なんと気高く、そして孤独な戦いだろうか。

グレイの胸に、再び熱いものが込み上げてきた。
このお方を死なせてはならない。この方の剣となり、盾となる。それが自分の使命だ。

「……承知いたしました。この命に代えても、必ずや証拠を掴んでまいります」
「命など賭けるな。死ねば人的リソースが一つ減る。無駄なことだ。生きて、結果を出せ」

あくまでドライな主君の言葉に、グレイはしかし、そこに隠された(と彼が勝手に解釈した)不器用な優しさを感じ取り、深く頭を下げた。
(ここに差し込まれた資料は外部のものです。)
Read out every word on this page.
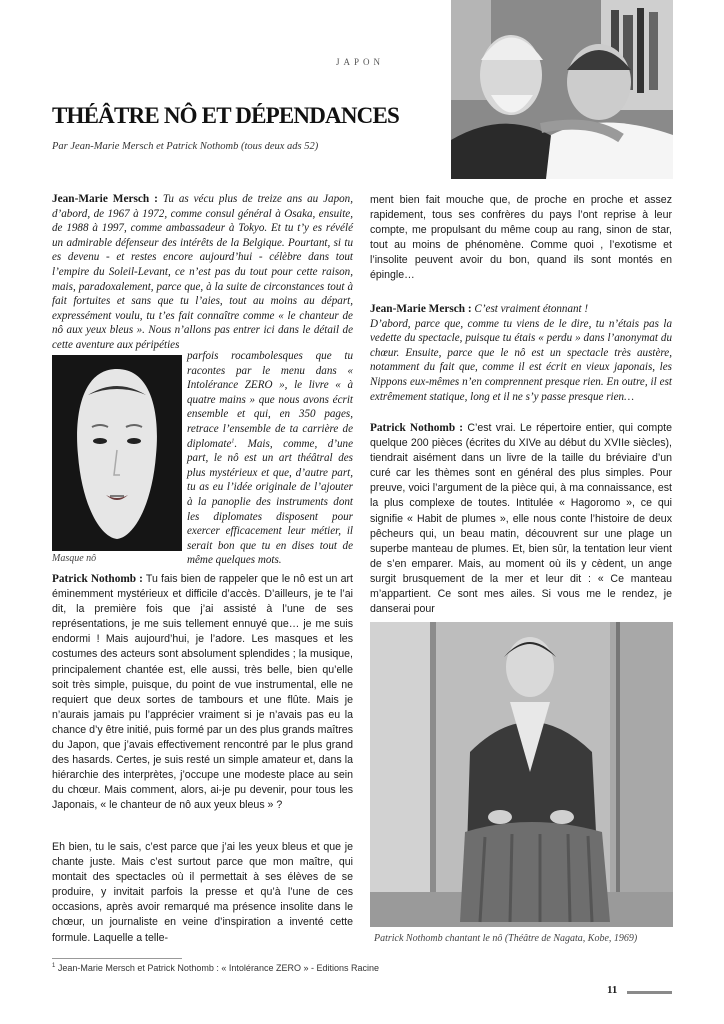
JAPON
THÉÂTRE NÔ ET DÉPENDANCES
Par Jean-Marie Mersch et Patrick Nothomb (tous deux ads 52)
Jean-Marie Mersch : Tu as vécu plus de treize ans au Japon, d’abord, de 1967 à 1972, comme consul général à Osaka, ensuite, de 1988 à 1997, comme ambassadeur à Tokyo. Et tu t’y es révélé un admirable défenseur des intérêts de la Belgique. Pourtant, si tu es devenu - et restes encore aujourd’hui - célèbre dans tout l’empire du Soleil-Levant, ce n’est pas du tout pour cette raison, mais, paradoxalement, parce que, à la suite de circonstances tout à fait fortuites et sans que tu l’aies, tout au moins au départ, expressément voulu, tu t’es fait connaître comme « le chanteur de nô aux yeux bleus ». Nous n’allons pas entrer ici dans le détail de cette aventure aux péripéties
Masque nô
parfois rocambolesques que tu racontes par le menu dans « Intolérance ZERO », le livre « à quatre mains » que nous avons écrit ensemble et qui, en 350 pages, retrace l’ensemble de ta carrière de diplomate$^1$. Mais, comme, d’une part, le nô est un art théâtral des plus mystérieux et que, d’autre part, tu as eu l’idée originale de l’ajouter à la panoplie des instruments dont les diplomates disposent pour exercer efficacement leur métier, il serait bon que tu en dises tout de même quelques mots.
Patrick Nothomb : Tu fais bien de rappeler que le nô est un art éminemment mystérieux et difficile d’accès. D’ailleurs, je te l’ai dit, la première fois que j’ai assisté à l’une de ses représentations, je me suis tellement ennuyé que… je me suis endormi ! Mais aujourd’hui, je l’adore. Les masques et les costumes des acteurs sont absolument splendides ; la musique, principalement chantée est, elle aussi, très belle, bien qu’elle soit très simple, puisque, du point de vue instrumental, elle ne requiert que deux sortes de tambours et une flûte. Mais je n’aurais jamais pu l’apprécier vraiment si je n’avais pas eu la chance d’y être initié, puis formé par un des plus grands maîtres du Japon, que j’avais effectivement rencontré par le plus grand des hasards. Certes, je suis resté un simple amateur et, dans la hiérarchie des interprètes, j’occupe une modeste place au sein du chœur. Mais comment, alors, ai-je pu devenir, pour tous les Japonais, « le chanteur de nô aux yeux bleus » ?
Eh bien, tu le sais, c’est parce que j’ai les yeux bleus et que je chante juste. Mais c’est surtout parce que mon maître, qui montait des spectacles où il permettait à ses élèves de se produire, y invitait parfois la presse et qu’à l’une de ces occasions, après avoir remarqué ma présence insolite dans le chœur, un journaliste en veine d’inspiration a inventé cette formule. Laquelle a telle-
ment bien fait mouche que, de proche en proche et assez rapidement, tous ses confrères du pays l’ont reprise à leur compte, me propulsant du même coup au rang, sinon de star, tout au moins de phénomène. Comme quoi , l’exotisme et l’insolite peuvent avoir du bon, quand ils sont montés en épingle…
Jean-Marie Mersch : C’est vraiment étonnant !
D’abord, parce que, comme tu viens de le dire, tu n’étais pas la vedette du spectacle, puisque tu étais « perdu » dans l’anonymat du chœur. Ensuite, parce que le nô est un spectacle très austère, notamment du fait que, comme il est écrit en vieux japonais, les Nippons eux-mêmes n’en comprennent presque rien. En outre, il est extrêmement statique, long et il ne s’y passe presque rien…
Patrick Nothomb : C’est vrai. Le répertoire entier, qui compte quelque 200 pièces (écrites du XIVe au début du XVIIe siècles), tiendrait aisément dans un livre de la taille du bréviaire d’un curé car les thèmes sont en général des plus simples. Pour preuve, voici l’argument de la pièce qui, à ma connaissance, est la plus complexe de toutes. Intitulée « Hagoromo », ce qui signifie « Habit de plumes », elle nous conte l’histoire de deux pêcheurs qui, un beau matin, découvrent sur une plage un superbe manteau de plumes. Et, bien sûr, la tentation leur vient de s’en emparer. Mais, au moment où ils y cèdent, un ange surgit brusquement de la mer et leur dit : « Ce manteau m’appartient. Ce sont mes ailes. Si vous me le rendez, je danserai pour
Patrick Nothomb chantant le nô (Théâtre de Nagata, Kobe, 1969)
$^1$ Jean-Marie Mersch et Patrick Nothomb : « Intolérance ZERO » - Editions Racine
11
グレイが退出した後、ゼノンは一枚の羊皮紙を取り出した。
そこへ、今回の標的となる者たちの名前を書き連ねていく。
バルトロ・ジンメル。
その下に、彼と金の繋がりが疑われる数名の家臣の名を。

リストを眺めながら、ゼノンは次の手を考えていた。
証拠を掴んだ後、どうやって彼らを処分するか。
父ダリウスは、長年信頼してきたバルトロを簡単には切り捨てられないだろう。他の家臣たちも、保身のためにバルトロを庇うかもしれない。

ならば、また会議を開くしかない。
今度の相手は、腐敗した家臣たち。
そして、彼らを一網打尽にするための、完璧なシナリオを用意する必要がある。

ゼノンの口元に、冷たい笑みが浮かんだ。
面倒なことだ。だが、自分の平穏な生活のためだ。
やるべきことは、分かっている。